Capecitabine is indicated as a single agent for adjuvant treatment in patients with Dukes’ C colon cancer who have undergone complete resection of the primary tumor when treatment with fluoropyrimidine therapy alone is preferred. It is indicated as first-line treatment of patients with metastatic colorectal carcinoma when treatment with fluoropyrimidine therapy alone is preferred.
Breast Cancer: Capecitabine in combination with docetaxel is indicated for the treatment of patients with metastatic breast cancer after failure of prior anthracycline-containing chemotherapy. Monotherapy is also indicated for the treatment of patients with metastatic breast cancer resistant to both paclitaxel and an anthracycline-containing chemotherapy regimen or resistant to paclitaxel and for whom further anthracycline therapy is not indicated.
Pancreatic Cancer: Capecitabine is indicated for the first line treatment of patients with locally advanced and metastatic pancreatic cancer in combination with gemcitabine.
Oesophagogastric Cancer: Capecitabine is indicated for the first line treatment of patients with advanced oesophagogastric cancer.
Capecitabine is a prodrug of fluorouracil, a pyrimidine antimetabolite, which is metabolised into 5-fluoro-2′-deoxyuridine-5′monophosphate (FdUMP) and 5-fluorouridine triphosphate (FUTP). FdUMP covalently binds to thymidylate synthase, inhibiting the formation of thymidilate, thus interfering with DNA synthesis. Additionally, FUTP interferes with RNA synthesis.
In case of stage-III colon cancer and locally advanced or metastatic breast cancer: 1.25 gm/m2
twice daily for 14 days, followed by a 7-day interval, given as 3-week cycles for a total 8 cycles .
For metastatic colorectal cancer, in combination therapy it is administered as 0.8-1 gm/m2 twice daily for 14 days repeated after 7 days interval.
May interact with warfarin and increase bleeding risk. May inhibit CYP2C9 enzyme, and therefore increase levels of substrates such as phenytoin and other substrates of CYP2C9 enzymes. The concomitant use of leucovorin is not recommended as it increases the toxicity of capecitabine without any apparent advantage in response rate.

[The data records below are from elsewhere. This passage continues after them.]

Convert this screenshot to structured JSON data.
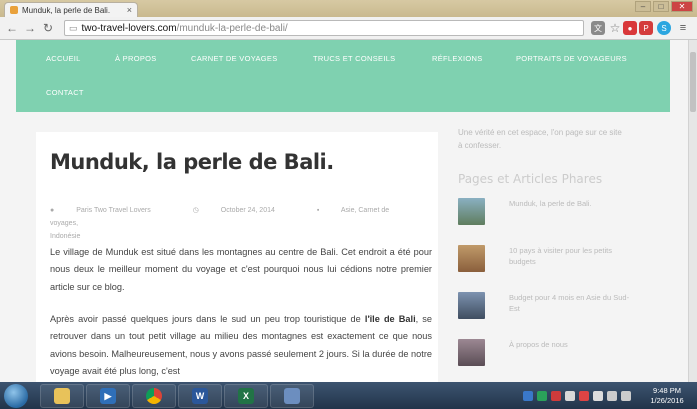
{
  "browser": {
    "tab_title": "Munduk, la perle de Bali.",
    "tab_close": "×",
    "url_domain": "two-travel-lovers.com",
    "url_path": "/munduk-la-perle-de-bali/"
  },
  "nav": {
    "items": [
      "ACCUEIL",
      "À PROPOS",
      "CARNET DE VOYAGES",
      "TRUCS ET CONSEILS",
      "RÉFLEXIONS",
      "PORTRAITS DE VOYAGEURS"
    ],
    "second_row": [
      "CONTACT"
    ]
  },
  "article": {
    "title": "Munduk, la perle de Bali.",
    "meta_author": "Paris Two Travel Lovers",
    "meta_date": "October 24, 2014",
    "meta_category": "Asie, Carnet de voyages,",
    "meta_category2": "Indonésie",
    "para1": "Le village de Munduk est situé dans les montagnes au centre de Bali. Cet endroit a été pour nous deux le meilleur moment du voyage et c'est pourquoi nous lui cédions notre premier article sur ce blog.",
    "para2_start": "Après avoir passé quelques jours dans le sud un peu trop touristique de ",
    "para2_bold": "l'île de Bali",
    "para2_end": ", se retrouver dans un tout petit village au milieu des montagnes est exactement ce que nous avions besoin. Malheureusement, nous y avons passé seulement 2 jours. Si la durée de notre voyage avait été plus long, c'est"
  },
  "sidebar": {
    "intro": "Une vérité en cet espace, l'on page sur ce site à confesser.",
    "section_title": "Pages et Articles Phares",
    "posts": [
      {
        "label": "Munduk, la perle de Bali.",
        "color": "#6d8f7a"
      },
      {
        "label": "10 pays à visiter pour les petits budgets",
        "color": "#a57a55"
      },
      {
        "label": "Budget pour 4 mois en Asie du Sud-Est",
        "color": "#5a6c82"
      },
      {
        "label": "À propos de nous",
        "color": "#7a6d74"
      }
    ]
  },
  "taskbar": {
    "time": "9:48 PM",
    "date": "1/26/2016"
  },
  "colors": {
    "nav_bg": "#7fd1b0",
    "accent": "#7fd1b0"
  }
}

Capecitabine is contraindicated in patients with known dihydropy rimidine dehydrogenase (DPD) deficiency, it is also contraindicated in patients with severe renal impairment (creatinine clearance below 30 ml/min), and in patients with known hypersensitivity to Capecitabine.
myocardial infarction, angina; hand-foot syndrome (numbness, tingling, pain, redness, or blistering of the palms of the hands and soles of the feet). This can lead to the disappearance of fingerprints in some patients; diarrhea (sometimes severe), nausea, stomatitis; neutropenia, anemia, thrombocytopenia; Hyperbilirubinemia.
Pregnancy Category D. There is positive evidence of human fetal risk, but the benefits from use in pregnant women may be acceptable despite the risk (e.g., if the drug is needed in a life-threatening situation or for a serious disease for which safer drugs cannot be used or are ineffective).
Patients receiving therapy with capecitabine should be monitored by a physician experienced in the use of cancer chemotherapeutic agents. Most adverse reactions are reversible and do not need to result in discontinuation, although doses may need to be withheld or reduced. During therapy, tablets should not be broken to adjust the dose.
Symptoms: Nausea, vomiting, diarrhoea, GI irritation and bleeding, bone marrow depression.
Management: Supportive treatment aimed at correcting the presenting clinical manifestations.
Product should be stored at a dry place of controlled room temperature below 30° C and kept out of the reach of children.